In a statement, Go said the potential precautionary measure of reducing excise taxes on oil remains subject to further deliberation and congressional approval, noting that the policy would serve as an emergency tool the President may use to safeguard Filipino consumers.

A precautionary measure

“[T]he Economic Team will work with Congress to secure authority for the President to temporarily reduce excise taxes on fuel should the price of Dubai crude oil exceed US$80 per barrel,” he said.

“To be clear, this does not mean the authority will be automatically exercised. It is a precautionary measure — a ready policy tool that the President may use, if necessary, to act swiftly in protecting Filipino consumers and safeguarding the broader economy,” Go added.

Fixed levy on fuel

The Philippine oil excise tax is a fixed levy on fuel imposed under the TRAIN Law, adding a specific amount to fuel prices regardless of global oil price movements.

Current rates are P10 per liter for gasoline, P6 per liter for diesel, P5 per liter for kerosene, and P3 per kilogram for LPG. The tax is collected when fuel is imported or produced and is typically passed on to consumers through higher pump prices.

Senators on Tuesday expressed support for granting President Ferdinand Marcos Jr. emergency powers to cut excise taxes on petroleum products to cushion the potential inflationary impact of the ongoing Middle East conflict.

Not permanent

The President himself has openly explored the possibility of temporarily reducing excise taxes to help preserve the purchasing power of Filipino consumers.

“It will not be permanent. It will be something we will remove as soon as the crisis is over,” he said.

Meanwhile, Go said the government is closely monitoring developments surrounding the ongoing unrest involving Iran, including the duration of the conflict and the potential for sustained increases in global oil prices.

“The government is closely monitoring developments arising from the ongoing conflict involving the United States, Israel, and Iran, particularly its potential impact on global oil markets and the Philippine economy,” he said.

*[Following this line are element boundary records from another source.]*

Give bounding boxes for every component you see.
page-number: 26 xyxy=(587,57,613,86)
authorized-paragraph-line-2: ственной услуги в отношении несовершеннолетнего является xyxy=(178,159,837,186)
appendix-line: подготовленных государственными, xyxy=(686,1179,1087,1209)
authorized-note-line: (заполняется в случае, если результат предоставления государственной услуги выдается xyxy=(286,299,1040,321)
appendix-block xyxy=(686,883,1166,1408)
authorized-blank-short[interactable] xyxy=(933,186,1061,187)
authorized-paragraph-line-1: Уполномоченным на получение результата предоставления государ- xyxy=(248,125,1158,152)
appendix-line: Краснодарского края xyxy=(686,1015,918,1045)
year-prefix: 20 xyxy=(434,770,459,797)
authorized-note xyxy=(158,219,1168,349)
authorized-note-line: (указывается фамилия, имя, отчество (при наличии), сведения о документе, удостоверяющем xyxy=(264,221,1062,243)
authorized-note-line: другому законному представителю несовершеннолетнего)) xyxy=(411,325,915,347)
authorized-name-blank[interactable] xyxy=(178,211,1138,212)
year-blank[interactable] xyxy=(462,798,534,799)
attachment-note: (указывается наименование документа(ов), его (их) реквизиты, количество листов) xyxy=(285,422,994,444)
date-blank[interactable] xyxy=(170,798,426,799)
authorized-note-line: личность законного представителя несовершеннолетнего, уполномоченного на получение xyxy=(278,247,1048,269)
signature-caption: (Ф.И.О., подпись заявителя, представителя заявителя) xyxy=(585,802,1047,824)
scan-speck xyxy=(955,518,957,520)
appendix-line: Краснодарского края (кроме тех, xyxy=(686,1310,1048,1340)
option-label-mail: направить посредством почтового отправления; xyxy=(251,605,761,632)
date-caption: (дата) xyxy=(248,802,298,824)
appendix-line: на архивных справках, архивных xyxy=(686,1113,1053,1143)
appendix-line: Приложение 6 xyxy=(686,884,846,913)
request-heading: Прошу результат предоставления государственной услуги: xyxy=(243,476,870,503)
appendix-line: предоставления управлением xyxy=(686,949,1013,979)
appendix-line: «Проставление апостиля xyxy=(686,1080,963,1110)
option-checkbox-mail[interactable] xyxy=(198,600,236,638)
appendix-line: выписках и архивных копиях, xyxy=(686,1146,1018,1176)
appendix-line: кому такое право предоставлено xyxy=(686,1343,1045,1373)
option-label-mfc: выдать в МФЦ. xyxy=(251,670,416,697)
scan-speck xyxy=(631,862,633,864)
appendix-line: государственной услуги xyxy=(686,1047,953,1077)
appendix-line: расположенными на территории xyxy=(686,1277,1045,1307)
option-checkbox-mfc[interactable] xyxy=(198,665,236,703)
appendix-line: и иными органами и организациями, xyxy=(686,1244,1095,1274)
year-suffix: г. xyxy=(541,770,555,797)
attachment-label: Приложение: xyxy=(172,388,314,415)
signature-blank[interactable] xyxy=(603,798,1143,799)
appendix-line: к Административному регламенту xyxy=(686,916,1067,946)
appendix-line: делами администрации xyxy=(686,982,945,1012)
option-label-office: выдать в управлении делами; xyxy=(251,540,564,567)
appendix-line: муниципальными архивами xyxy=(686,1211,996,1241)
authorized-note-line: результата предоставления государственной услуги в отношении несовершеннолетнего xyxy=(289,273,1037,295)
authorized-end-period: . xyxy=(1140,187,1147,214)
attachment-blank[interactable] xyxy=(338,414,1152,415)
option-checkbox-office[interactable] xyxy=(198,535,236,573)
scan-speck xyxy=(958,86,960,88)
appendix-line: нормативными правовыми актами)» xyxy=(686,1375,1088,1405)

The conflict escalated last weekend following the intervention of the United States. Fighting has since spread across parts of the region, leaving nearly 900 people dead, including Iranian Supreme Leader Ali Khamenei.

The Strait of Hormuz — which accounts for roughly 20 percent of the world’s oil supply and 30 percent of globally traded crude — has effectively been shut down due to the conflict, with its northern coast located within Iranian territory.

Recent trading data shows Brent crude at around $83.80 per barrel and West Texas Intermediate at about $76.60, roughly $10 to $15 higher than levels before the conflict escalated.

Go said that despite potential supply disruptions, the Philippines maintains adequate buffers for domestic oil supply, enough to cover about two months of national demand.